Building on the Note \(\PageIndex{6}\): Spans and Consistency, we have the following criterion for when \(Ax=b\) is consistent for every choice of \(b\).
Let \(A\) be an \(m\times n\) (non-augmented) matrix. The following are equivalent:
- \(Ax=b\) has a solution for all \(b\) in \(\mathbb{R}^m\).
- The span of the columns of \(A\) is all of \(\mathbb{R}^m\).
- \(A\) has a pivot position, Definition 1.2.5 in Section 1.2, in every row.
- Proof
-
The equivalence of 1 and 2 is established by the Note \(\PageIndex{6}\): Spans and Consistency as applied to every \(b\) in \(\mathbb{R}^m\).
Now we show that 1 and 3 are equivalent. (Since we know 1 and 2 are equivalent, this implies 2 and 3 are equivalent as well.) If \(A\) has a pivot in every row, then its reduced row echelon form looks like this:
\[\left(\begin{array}{ccccc}1&0&\star &0&\star \\ 0&1&\star &0&\star \\ 0&0&0&1&\star \end{array}\right),\nonumber\]
and therefore \(\left(\begin{array}{c|c}A&b\end{array}\right)\) reduces to this:
\[\left(\begin{array}{ccccc|c} 1&0&\star &0&\star &\star \\ 0&1&\star &0&\star &\star \\ 0&0&0&1&\star &\star\end{array}\right).\nonumber\]

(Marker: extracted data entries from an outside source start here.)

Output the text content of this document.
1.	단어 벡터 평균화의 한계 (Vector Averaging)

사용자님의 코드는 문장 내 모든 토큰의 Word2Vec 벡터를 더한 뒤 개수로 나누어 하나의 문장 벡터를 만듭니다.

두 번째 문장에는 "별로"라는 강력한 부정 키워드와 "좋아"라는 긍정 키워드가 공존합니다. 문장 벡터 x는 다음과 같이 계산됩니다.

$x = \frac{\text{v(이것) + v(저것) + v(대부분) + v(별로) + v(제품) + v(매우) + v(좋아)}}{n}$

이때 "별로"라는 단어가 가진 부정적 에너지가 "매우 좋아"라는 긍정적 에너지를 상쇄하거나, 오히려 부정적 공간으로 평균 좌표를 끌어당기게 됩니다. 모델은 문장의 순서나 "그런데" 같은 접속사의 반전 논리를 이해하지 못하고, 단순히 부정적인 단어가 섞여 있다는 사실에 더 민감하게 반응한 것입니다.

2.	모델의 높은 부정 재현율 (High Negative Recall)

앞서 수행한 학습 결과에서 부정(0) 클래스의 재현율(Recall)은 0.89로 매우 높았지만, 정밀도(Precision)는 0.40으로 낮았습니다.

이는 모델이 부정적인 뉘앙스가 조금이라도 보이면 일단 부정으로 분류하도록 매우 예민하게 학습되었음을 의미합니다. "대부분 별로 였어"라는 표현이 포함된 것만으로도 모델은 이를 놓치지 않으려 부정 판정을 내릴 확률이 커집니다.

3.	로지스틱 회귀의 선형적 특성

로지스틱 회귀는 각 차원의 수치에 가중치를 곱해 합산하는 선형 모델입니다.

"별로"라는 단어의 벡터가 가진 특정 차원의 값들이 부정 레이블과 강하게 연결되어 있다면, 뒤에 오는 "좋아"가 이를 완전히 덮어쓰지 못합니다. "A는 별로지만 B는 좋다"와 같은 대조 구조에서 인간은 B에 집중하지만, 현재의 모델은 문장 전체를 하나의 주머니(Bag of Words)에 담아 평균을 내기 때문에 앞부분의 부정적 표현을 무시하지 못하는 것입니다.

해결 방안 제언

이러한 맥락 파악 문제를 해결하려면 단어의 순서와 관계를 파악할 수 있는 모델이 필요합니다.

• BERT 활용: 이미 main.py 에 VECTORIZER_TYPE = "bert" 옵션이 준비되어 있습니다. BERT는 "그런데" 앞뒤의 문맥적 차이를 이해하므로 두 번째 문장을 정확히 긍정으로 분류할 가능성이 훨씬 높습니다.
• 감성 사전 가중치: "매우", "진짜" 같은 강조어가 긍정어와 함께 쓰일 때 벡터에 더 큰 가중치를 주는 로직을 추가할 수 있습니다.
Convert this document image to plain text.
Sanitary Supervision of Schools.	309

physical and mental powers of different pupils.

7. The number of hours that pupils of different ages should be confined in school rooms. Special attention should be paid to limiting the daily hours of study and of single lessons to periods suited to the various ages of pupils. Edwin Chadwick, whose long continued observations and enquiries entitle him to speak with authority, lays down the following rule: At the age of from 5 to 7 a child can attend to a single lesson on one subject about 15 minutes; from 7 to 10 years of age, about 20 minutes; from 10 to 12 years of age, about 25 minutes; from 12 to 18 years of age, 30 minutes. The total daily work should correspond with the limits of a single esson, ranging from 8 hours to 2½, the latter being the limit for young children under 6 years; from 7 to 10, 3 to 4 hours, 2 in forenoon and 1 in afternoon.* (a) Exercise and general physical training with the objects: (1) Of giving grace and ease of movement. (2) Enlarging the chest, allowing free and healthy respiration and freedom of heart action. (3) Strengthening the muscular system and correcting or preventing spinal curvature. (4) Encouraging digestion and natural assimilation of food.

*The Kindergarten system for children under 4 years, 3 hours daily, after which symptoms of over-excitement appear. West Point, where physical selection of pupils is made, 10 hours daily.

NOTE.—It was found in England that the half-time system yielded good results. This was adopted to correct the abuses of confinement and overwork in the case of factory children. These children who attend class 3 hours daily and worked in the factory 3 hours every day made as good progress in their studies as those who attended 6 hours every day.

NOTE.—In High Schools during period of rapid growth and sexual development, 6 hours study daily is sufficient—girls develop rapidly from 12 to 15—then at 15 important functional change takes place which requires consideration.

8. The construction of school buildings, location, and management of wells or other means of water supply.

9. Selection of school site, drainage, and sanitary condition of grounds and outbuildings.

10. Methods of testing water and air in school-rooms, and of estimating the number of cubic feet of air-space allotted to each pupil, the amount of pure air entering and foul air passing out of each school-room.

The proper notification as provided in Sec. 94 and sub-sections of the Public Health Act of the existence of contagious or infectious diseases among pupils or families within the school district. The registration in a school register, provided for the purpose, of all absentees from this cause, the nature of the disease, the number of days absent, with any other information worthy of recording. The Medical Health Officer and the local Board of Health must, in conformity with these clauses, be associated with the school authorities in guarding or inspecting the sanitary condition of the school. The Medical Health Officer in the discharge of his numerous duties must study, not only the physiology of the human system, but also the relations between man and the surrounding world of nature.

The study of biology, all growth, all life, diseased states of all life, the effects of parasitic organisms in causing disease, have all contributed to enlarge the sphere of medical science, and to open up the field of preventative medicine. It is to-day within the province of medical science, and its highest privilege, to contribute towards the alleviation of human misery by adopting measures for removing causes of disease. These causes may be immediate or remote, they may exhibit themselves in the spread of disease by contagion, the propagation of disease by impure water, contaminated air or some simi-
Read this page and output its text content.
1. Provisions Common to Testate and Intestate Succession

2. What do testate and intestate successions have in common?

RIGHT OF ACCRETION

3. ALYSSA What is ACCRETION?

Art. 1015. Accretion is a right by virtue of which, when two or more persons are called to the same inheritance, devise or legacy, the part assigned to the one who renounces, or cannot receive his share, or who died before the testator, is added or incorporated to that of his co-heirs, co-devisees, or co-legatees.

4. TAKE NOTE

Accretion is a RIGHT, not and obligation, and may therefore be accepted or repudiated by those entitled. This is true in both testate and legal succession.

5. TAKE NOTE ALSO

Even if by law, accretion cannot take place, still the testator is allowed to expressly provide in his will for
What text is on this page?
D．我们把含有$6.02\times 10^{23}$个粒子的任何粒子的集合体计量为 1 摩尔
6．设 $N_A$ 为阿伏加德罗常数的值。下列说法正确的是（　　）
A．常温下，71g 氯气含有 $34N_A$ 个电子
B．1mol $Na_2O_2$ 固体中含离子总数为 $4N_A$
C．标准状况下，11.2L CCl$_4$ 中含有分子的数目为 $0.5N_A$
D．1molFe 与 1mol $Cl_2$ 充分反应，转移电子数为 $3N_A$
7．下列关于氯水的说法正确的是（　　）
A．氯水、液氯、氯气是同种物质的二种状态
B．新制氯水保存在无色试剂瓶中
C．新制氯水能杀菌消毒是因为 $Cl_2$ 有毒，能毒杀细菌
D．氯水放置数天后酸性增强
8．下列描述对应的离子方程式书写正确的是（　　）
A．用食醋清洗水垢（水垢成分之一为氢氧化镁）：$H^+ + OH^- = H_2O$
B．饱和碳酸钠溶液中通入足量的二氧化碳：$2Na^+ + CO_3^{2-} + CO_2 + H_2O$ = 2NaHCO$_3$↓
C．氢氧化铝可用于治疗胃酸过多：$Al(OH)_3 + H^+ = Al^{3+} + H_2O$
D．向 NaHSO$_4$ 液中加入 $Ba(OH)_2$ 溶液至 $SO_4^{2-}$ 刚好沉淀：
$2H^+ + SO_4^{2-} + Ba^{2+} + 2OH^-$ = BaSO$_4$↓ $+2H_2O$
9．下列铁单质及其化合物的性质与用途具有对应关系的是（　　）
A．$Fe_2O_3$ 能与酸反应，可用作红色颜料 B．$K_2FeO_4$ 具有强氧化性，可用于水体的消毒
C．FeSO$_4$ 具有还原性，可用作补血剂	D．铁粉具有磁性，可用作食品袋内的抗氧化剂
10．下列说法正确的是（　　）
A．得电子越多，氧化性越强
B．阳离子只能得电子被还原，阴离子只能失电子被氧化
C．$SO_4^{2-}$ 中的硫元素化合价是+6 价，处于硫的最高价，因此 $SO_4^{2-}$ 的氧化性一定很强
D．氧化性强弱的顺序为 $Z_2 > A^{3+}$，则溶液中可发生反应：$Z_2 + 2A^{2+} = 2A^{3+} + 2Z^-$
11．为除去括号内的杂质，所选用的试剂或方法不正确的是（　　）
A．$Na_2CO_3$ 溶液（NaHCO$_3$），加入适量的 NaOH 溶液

There is no \(b\) that makes it inconsistent, so there is always a solution. Conversely, if \(A\) does not have a pivot in each row, then its reduced row echelon form looks like this:
\[\left(\begin{array}{ccccc}1&0&\star &0&\star \\ 0&1&\star &0&\star \\ 0&0&0&0&0\end{array}\right),\nonumber\]
which can give rise to an inconsistent system after augmenting with \(b\text{:}\)
\[\left(\begin{array}{ccccc|c} 1&0&\star &0&\star &0 \\ 0&1&\star &0&\star &0 \\ 0&0&0&0&0&16\end{array}\right).\nonumber\]
Recall that equivalent means that, for any given matrix \(A\text{,}\) either all of the conditions of the above Theorem, \(\PageIndex{1}\), are true, or they are all false.
Be careful when reading the statement of the above Theorem, \(\PageIndex{1}\). The first two conditions look very much like this Note \(\PageIndex{6}\): Spans and Consistency, but they are logically quite different because of the quantifier “for all \(b\)”.
We will see in this Corollary 2.7.1 in Section 2.7 that the dimension of the span of the columns is equal to the number of pivots of \(A\). That is, the columns of \(A\) span a line if \(A\) has one pivot, they span a plane if \(A\) has two pivots, etc. The whole space \(\mathbb{R}^m\) has dimension \(m\text{,}\) so this generalizes the fact that the columns of \(A\) span \(\mathbb{R}^m\) when \(A\) has \(m\) pivots.